Setelah beberapa menit memain kan ponsel di atas ranjang yang memiliki kasur empuk .
Akhirnya Indri menyibakan selimut nya , duduk di pinggir ranjang lalu berjalan menuju kamar mandi yang berada di sebelah tempat tidur nya .
Suara gemercik air terdengar , ketika sedang mencuci muka nya .
Setelah selesai , gadis itu pun menganti baju nya dengan kaos dan celan training panjang berwarna hitam .
Tidak lupa Indri pun memakai jaket dan juga sepatu nya , lalu mulai membuka pintu dan keluar dari kamar kost nya .
Jam masih menunjukan pukul lima pagi , suasana kost pun masih sangat sepi , hanya terlihat beberapa orang yang sudah bangun dan melakukan aktifitas nya masing-masing .
Udara di pagi hari begitu terasa sangat segar , tiupan angin nya terasa sangat sejuk , begitu pun dengan langit yang sudah mulai menerang terlihat begitu cantik nan indah .
Suasana jalanan pun semakin ramai , banyak orang yang juga melakukan kegiatan olahraga di pagi hari.
Ada yang melakukan nya bersama teman , atau pun berpasang-pasangan , hingga membuat hati Indri menjerik mengingat umur nya yang sudah menginjak dua puluh satu tahun namun masih saja jomblo.
" Fix gw gak boleh jomblo lagi !"Indri memekik dalam hati nya .
Sesampai nya di taman kota , Indri pun singgah sebentar untuk membeli air minum di salah satu warung kecil di sana .
" Bu aqua nya satu ," Indir memperlihat kan botol air di tangan nya , bersamaan dengan memberikan uang kepada ibu pemilik warung .
"Iya neng ," Jawab nya seraya tersenyum ke arah Indri .
Indri pun mengangguk , lalu kembali berjalan mencari kursi taman yang kosong .

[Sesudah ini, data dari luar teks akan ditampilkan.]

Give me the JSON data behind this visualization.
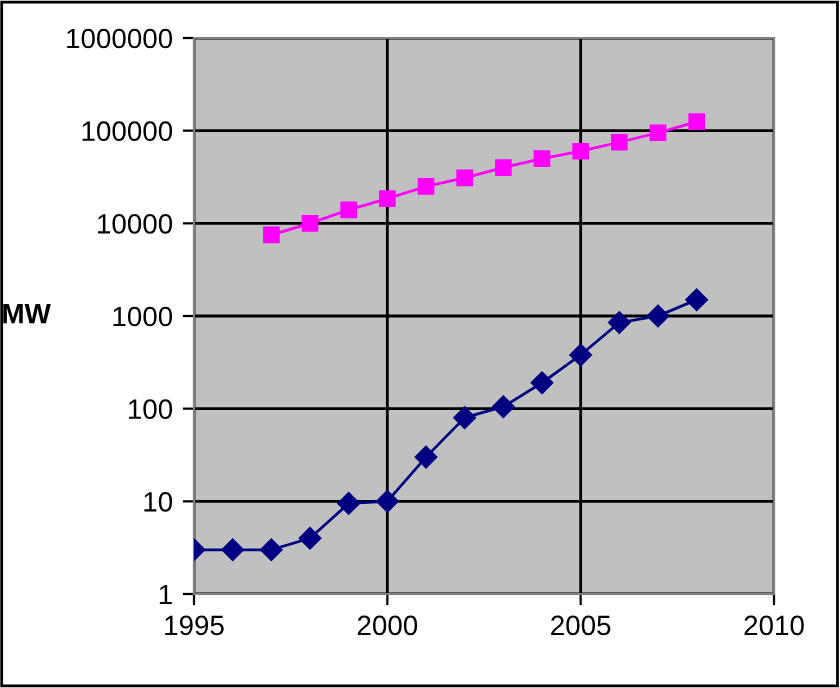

Lama mencari , akhir nya Indri menemukan satu kursi yang hanya di duduki satu orang saja , tampa pikir panjang Indri pun lansung duduk dan mulai membuka air minum nya.
-Krekkk..
Indri memutar tutup botol air munum kemasana milik nya , hingga segel tersebut terbukan .

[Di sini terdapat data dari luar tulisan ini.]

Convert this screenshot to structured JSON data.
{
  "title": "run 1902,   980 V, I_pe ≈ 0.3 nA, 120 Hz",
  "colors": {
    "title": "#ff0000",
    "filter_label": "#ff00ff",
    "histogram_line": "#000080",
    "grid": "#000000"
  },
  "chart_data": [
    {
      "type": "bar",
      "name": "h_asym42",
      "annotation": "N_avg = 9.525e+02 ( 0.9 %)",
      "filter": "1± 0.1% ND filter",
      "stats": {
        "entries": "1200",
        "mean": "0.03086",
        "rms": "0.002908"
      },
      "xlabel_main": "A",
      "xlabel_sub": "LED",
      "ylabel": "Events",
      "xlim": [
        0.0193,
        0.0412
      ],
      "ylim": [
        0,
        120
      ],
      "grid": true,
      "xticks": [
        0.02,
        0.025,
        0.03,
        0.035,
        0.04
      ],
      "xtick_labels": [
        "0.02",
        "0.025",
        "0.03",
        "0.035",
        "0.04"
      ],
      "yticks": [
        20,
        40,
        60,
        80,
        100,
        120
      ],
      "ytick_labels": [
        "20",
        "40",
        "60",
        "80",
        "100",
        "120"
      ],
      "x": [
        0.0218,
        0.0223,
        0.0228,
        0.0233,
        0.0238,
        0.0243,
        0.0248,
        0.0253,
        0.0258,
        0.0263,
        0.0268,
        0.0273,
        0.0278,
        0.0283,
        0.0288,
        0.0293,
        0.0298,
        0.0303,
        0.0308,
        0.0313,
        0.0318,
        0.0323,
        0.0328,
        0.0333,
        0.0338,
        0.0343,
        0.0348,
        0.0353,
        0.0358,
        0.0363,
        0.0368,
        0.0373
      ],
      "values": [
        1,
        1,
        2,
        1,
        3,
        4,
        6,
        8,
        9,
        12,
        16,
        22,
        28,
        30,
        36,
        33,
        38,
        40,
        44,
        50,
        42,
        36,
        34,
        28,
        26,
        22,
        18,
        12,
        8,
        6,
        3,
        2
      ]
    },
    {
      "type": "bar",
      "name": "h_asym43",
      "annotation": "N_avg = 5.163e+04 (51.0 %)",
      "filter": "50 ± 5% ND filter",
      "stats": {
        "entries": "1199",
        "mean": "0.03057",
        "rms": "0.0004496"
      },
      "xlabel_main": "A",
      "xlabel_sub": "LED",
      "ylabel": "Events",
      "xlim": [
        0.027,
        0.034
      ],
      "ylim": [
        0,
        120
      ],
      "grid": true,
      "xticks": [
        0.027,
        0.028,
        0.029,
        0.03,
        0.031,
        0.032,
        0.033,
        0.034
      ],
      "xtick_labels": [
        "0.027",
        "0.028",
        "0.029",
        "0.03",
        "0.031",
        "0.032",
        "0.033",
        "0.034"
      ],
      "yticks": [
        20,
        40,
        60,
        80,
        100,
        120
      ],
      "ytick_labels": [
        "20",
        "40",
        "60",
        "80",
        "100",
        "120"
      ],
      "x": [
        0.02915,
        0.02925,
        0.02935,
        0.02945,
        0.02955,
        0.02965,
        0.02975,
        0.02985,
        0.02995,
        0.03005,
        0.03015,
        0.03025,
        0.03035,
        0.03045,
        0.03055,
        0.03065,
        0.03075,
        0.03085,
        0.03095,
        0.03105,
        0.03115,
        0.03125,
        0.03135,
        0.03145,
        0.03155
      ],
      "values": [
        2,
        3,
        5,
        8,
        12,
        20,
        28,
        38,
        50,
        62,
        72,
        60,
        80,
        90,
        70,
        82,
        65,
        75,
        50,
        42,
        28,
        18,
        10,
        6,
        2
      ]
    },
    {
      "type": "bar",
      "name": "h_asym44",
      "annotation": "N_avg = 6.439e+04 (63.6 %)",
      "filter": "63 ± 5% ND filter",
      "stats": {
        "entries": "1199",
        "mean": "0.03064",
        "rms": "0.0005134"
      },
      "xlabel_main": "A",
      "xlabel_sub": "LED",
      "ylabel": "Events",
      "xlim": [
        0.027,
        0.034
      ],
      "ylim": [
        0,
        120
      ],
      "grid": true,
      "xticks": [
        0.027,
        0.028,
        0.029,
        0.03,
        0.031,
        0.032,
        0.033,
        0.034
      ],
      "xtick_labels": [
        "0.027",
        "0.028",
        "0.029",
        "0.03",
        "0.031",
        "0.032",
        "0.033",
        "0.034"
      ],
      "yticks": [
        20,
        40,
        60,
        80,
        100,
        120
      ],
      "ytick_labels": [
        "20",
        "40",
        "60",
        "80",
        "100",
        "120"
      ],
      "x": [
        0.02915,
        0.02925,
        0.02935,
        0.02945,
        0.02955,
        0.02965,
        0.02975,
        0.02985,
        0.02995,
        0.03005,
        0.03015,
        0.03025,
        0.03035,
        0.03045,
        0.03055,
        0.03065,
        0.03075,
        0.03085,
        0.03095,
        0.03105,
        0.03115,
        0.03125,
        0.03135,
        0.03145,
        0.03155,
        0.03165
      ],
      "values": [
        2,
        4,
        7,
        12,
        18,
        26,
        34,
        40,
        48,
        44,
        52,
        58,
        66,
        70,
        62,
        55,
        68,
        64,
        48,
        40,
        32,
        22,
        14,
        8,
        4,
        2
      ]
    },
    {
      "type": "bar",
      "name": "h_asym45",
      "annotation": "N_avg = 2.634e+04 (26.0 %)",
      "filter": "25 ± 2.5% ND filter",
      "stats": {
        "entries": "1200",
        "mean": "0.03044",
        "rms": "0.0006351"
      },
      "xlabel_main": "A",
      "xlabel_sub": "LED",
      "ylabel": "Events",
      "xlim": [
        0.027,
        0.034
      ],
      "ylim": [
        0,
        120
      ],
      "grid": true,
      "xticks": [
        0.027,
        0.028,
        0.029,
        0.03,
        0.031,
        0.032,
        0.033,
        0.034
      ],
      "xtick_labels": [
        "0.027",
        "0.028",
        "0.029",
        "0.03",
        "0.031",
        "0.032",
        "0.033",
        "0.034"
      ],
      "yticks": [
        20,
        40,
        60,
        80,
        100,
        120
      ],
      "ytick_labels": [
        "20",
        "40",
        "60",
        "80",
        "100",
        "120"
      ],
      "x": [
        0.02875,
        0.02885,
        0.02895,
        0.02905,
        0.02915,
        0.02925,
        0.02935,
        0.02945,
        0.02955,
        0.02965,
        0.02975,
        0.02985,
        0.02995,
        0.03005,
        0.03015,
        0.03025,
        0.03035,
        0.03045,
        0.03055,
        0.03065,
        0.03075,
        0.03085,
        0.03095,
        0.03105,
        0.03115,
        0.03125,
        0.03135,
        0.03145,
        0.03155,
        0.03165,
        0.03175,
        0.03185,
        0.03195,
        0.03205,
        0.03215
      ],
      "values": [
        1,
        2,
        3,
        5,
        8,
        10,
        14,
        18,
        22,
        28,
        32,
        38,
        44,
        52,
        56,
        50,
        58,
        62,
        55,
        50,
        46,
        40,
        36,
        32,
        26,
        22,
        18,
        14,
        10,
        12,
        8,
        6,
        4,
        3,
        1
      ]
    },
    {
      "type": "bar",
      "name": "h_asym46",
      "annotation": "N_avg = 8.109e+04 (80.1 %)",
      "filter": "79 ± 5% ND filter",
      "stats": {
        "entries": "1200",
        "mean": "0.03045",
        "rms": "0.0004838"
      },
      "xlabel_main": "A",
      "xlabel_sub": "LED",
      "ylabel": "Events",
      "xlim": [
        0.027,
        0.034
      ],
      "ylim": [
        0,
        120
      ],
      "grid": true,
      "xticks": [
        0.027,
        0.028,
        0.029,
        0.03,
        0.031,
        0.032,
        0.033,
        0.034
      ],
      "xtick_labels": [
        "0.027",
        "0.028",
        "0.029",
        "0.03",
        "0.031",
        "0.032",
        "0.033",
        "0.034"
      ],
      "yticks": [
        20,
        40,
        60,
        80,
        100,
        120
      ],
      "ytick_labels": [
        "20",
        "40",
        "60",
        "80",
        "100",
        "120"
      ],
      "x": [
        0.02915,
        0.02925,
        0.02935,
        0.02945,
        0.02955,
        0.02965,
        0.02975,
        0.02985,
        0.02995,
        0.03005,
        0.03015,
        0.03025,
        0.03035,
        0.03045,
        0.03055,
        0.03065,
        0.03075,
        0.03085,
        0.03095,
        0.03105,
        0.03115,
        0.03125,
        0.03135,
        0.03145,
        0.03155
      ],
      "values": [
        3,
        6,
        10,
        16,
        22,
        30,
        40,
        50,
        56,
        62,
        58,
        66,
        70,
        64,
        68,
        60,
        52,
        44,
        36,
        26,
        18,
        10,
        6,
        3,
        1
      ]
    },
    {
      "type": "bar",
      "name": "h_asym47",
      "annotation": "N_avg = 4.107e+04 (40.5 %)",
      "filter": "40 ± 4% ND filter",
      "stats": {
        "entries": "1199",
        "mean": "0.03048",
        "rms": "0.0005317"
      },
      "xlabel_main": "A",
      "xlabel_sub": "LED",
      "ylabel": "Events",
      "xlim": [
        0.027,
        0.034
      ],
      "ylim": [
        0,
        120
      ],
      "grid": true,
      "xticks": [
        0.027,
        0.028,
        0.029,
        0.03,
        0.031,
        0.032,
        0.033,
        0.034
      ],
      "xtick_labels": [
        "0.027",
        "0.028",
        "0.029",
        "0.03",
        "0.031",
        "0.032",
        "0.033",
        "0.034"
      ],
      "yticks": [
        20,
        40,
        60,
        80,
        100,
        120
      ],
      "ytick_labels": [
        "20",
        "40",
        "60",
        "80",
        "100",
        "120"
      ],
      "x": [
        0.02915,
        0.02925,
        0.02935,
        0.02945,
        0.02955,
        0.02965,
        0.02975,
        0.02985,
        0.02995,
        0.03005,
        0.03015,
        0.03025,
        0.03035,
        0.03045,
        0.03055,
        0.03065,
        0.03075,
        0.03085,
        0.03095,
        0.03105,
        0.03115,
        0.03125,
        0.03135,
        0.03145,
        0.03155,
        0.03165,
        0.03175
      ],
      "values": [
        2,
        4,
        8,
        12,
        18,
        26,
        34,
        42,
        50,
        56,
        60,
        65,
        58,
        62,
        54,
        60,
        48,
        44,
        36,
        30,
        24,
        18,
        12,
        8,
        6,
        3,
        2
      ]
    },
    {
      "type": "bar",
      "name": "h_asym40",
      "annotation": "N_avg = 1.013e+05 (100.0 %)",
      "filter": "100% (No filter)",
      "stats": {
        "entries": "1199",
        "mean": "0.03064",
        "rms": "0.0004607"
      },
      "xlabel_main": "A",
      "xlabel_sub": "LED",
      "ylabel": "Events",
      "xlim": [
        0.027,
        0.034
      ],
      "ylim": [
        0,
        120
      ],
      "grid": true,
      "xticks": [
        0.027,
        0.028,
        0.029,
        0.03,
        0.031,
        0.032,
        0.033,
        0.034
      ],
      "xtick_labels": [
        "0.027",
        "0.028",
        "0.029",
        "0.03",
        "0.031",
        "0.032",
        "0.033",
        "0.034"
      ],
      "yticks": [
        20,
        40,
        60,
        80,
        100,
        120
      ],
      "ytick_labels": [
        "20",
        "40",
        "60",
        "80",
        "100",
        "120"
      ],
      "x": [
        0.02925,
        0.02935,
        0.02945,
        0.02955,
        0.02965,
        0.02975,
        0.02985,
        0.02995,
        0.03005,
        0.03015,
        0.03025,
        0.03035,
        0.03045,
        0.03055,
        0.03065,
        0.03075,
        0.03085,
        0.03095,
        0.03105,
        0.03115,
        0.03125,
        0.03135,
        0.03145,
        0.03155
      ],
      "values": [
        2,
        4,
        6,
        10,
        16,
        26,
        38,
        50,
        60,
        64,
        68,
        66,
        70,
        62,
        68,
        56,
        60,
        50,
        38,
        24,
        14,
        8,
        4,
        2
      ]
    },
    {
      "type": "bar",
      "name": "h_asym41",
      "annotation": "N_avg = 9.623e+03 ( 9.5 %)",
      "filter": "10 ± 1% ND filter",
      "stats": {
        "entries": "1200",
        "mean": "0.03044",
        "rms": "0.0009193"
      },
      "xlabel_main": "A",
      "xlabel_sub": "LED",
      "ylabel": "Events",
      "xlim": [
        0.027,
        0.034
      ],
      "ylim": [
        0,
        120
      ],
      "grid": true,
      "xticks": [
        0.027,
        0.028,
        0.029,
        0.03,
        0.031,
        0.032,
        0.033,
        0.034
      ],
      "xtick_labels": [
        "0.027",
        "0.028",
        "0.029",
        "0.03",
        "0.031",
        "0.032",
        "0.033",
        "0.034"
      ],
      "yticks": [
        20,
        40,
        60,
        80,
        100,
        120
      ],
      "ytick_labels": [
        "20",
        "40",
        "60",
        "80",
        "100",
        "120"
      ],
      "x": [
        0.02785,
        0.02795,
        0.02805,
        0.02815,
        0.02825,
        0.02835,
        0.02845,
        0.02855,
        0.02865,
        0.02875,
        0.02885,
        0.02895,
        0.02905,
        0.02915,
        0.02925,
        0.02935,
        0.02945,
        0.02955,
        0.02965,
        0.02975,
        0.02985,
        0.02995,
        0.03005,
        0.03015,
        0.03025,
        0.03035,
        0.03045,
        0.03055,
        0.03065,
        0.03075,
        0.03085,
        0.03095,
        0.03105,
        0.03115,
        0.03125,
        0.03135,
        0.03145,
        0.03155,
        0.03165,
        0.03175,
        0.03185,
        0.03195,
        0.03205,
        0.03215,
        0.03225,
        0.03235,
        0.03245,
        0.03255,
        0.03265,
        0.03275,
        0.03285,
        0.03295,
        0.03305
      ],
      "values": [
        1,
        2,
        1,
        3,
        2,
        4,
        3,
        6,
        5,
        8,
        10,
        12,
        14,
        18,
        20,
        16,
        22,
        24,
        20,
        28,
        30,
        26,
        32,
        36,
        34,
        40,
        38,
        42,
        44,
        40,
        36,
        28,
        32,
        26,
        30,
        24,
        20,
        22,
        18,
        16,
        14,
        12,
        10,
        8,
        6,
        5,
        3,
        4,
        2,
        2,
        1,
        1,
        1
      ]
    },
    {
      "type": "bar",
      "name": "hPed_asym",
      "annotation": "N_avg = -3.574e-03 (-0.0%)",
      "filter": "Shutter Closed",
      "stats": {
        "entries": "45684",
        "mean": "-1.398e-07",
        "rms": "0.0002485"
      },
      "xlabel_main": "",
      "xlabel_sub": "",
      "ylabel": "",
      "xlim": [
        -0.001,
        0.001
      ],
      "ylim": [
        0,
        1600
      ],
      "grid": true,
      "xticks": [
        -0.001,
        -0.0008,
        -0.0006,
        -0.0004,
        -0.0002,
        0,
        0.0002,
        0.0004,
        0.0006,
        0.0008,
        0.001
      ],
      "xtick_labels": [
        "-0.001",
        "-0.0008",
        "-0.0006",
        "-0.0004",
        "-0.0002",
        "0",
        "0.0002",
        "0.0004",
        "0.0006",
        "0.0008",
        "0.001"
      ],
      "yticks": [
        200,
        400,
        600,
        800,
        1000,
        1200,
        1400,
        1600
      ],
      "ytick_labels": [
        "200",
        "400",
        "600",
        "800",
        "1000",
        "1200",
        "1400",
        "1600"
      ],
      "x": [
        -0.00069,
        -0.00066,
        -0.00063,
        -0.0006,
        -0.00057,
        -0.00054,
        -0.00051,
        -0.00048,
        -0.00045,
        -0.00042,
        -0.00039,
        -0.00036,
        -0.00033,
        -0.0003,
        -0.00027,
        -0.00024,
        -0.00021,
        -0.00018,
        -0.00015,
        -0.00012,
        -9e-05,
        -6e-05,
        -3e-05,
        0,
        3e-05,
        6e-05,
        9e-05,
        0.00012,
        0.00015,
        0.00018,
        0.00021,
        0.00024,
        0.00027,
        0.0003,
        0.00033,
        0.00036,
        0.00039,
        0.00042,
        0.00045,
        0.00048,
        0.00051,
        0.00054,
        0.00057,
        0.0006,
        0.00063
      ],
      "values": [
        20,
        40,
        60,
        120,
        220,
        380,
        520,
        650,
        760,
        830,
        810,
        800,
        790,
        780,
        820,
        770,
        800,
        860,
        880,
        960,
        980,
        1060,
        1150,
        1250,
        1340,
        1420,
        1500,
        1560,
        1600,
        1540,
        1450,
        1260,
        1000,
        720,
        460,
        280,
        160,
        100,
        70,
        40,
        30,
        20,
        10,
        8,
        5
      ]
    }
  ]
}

Sementara itu pria berhoodie hitam di samping nya menoleh , melihat Indri yang kini sedang minum.
" Gapain kamu di sini ?" Kata Feri dengan suara sedikit kencang kepada Indri.
Mendengar ada yang berbicara padanya , Indri pun lansung berhenti minum lalu menutup botol air nya kembali .
" Tuan !" Ujar Indri , gadis itu terkejut hingga refleks membulat kan mata nya .
" Kamu ngikutin saya yah !!" Feri bertanya kembali sambil meruncing kan pandangan nya kepada Indri .
" E-enggak-enggak , setiap libur kerja saya pasti joging ke sini ko , ngapain juga saya ngikutin anda ," Sahut Indri .
" Heh , mau kemana kamu ? gak sopan main pergi-pergi aja !" Jelas nya pelan , namun masih bisa di dengar Indri , sampai gadis itu pun menghentikan langkah kaki nya .
" Saya permisi dulu tuan Feri yang terhormat , silahkan nikmati pagi anda," Sahut Indri sambil tersenyum . " Maaf saya telah mengganggu,"Tutur nya lalu kembali berjalan dengan langkah cukup cepat .
Tap ...
Pergelangan tangan Indri di tarik , hingga membuat tubuh nya kembali berbalik arah .
" Apa aku terlihat sangat menyeram kan ? sampai kau terlihat ketakutan seperti ini ?" Tanya Feri kepada Indri yang kini sedang mendongkak menatap wajah nya .
-Tentu saja aku takut orang-orang bersikap dingin, mereka seperti psycopat di Film ORPHAN yang pernah aku tonton . Ucap Indri dalam hati .
" Ah , tentu aku tidak takut kepada pria tampan seperti mu! walaupun umur anda jelas terlihat lebih tua dari pria-pria seumuran ku,"Jelas Indri gugup.
" Tua !! maksud mu aku tua ?!" Tanya Feri penuh penekanan .
" Tidak , bukan seperti itu ! maksud ku bukan tua seperti kake-kake ,tapi umur mu jelas lebih jauh di atas ku " Indri kembali mejelas kan kepada pria yang kini masih mencengkram pergelangan tangan nya kuat .
" Oh ," Jawab nya singkat dengan tatapan yang dingin . " Duduklah , aku ingin membicarakan sesuatu pada mu ," Jelas nya kembali , lalu mendorong Indri agar kembali duduk di kursi taman .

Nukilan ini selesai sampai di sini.